More than 5,500 children aged 7-11 were given a compelling insight into how you make a facility carbon-neutral and what sustainable manufacturing processes look like in a session delivered in partnership with STEM Live, an organisation that delivers interactive STEM learning experiences in the classroom.
The lesson - Building a Greener Tomorrow: Exploring the carbon-neutral sustainable factory – focused on Siemens’s Congleton site, which manufactures more than 1 million controls and drives for industry every year and was the first of the business’s UK manufacturing facilities to become carbon-neutral, eight years ahead of target.
The children heard from a range of Siemens employees, from apprentices to experienced engineers, on how the business did it and learned about the renewable energy sources Siemens uses.
These include the Congleton Hydro Project at Havannah Wier on the River Dane, which generates 75kw through a hydroelectric plant to power the factory.
Mark Wood, schools and corporate citizenship manager, at Siemens said: “We’re passionate about encouraging more young people to pursue a career in STEM and creating engaging learning experiences for children of primary school age is vital.
“The world around us is changing with new technologies emerging to tackle global issues, particularly when it comes to sustainability, and we won’t be able to tackle the challenges we all face without a workforce with the right skills.
“Our Congleton site is a unique example of sustainability in action and having the opportunity to share what we do there with thousands of pupils across the country will hopefully help to inspire them to pursue a career in STEM.”

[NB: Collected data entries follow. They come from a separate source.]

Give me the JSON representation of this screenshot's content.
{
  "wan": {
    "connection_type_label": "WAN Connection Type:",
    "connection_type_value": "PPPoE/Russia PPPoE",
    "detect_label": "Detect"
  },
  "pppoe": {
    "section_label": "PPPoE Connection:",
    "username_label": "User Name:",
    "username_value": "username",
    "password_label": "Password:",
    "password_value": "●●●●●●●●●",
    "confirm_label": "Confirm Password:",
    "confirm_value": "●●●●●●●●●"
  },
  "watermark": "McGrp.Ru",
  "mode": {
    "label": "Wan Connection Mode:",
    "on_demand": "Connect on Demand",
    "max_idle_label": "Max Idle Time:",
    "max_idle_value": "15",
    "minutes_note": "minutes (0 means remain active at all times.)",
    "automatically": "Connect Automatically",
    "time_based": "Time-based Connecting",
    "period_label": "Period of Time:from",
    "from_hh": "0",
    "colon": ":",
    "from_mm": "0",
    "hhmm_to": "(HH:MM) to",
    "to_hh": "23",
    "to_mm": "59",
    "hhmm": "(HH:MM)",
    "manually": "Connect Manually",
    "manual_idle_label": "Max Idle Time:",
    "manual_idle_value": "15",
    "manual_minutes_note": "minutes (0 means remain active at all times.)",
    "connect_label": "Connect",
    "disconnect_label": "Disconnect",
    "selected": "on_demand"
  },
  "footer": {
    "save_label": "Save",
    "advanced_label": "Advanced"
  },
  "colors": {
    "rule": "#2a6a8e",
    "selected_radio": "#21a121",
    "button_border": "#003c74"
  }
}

Simon Sloan, Project Manager for STEM Live, said: "With STEM Live, we partner with organisations to design and deliver engaging, curriculum-aligned live lessons with STEM experts from fantastic locations that children would otherwise not have access to. At their Congleton site, Siemens had an important story to tell involving incredibly exciting technologies and roles and we are delighted to have been able to deliver this to thousands of children worldwide."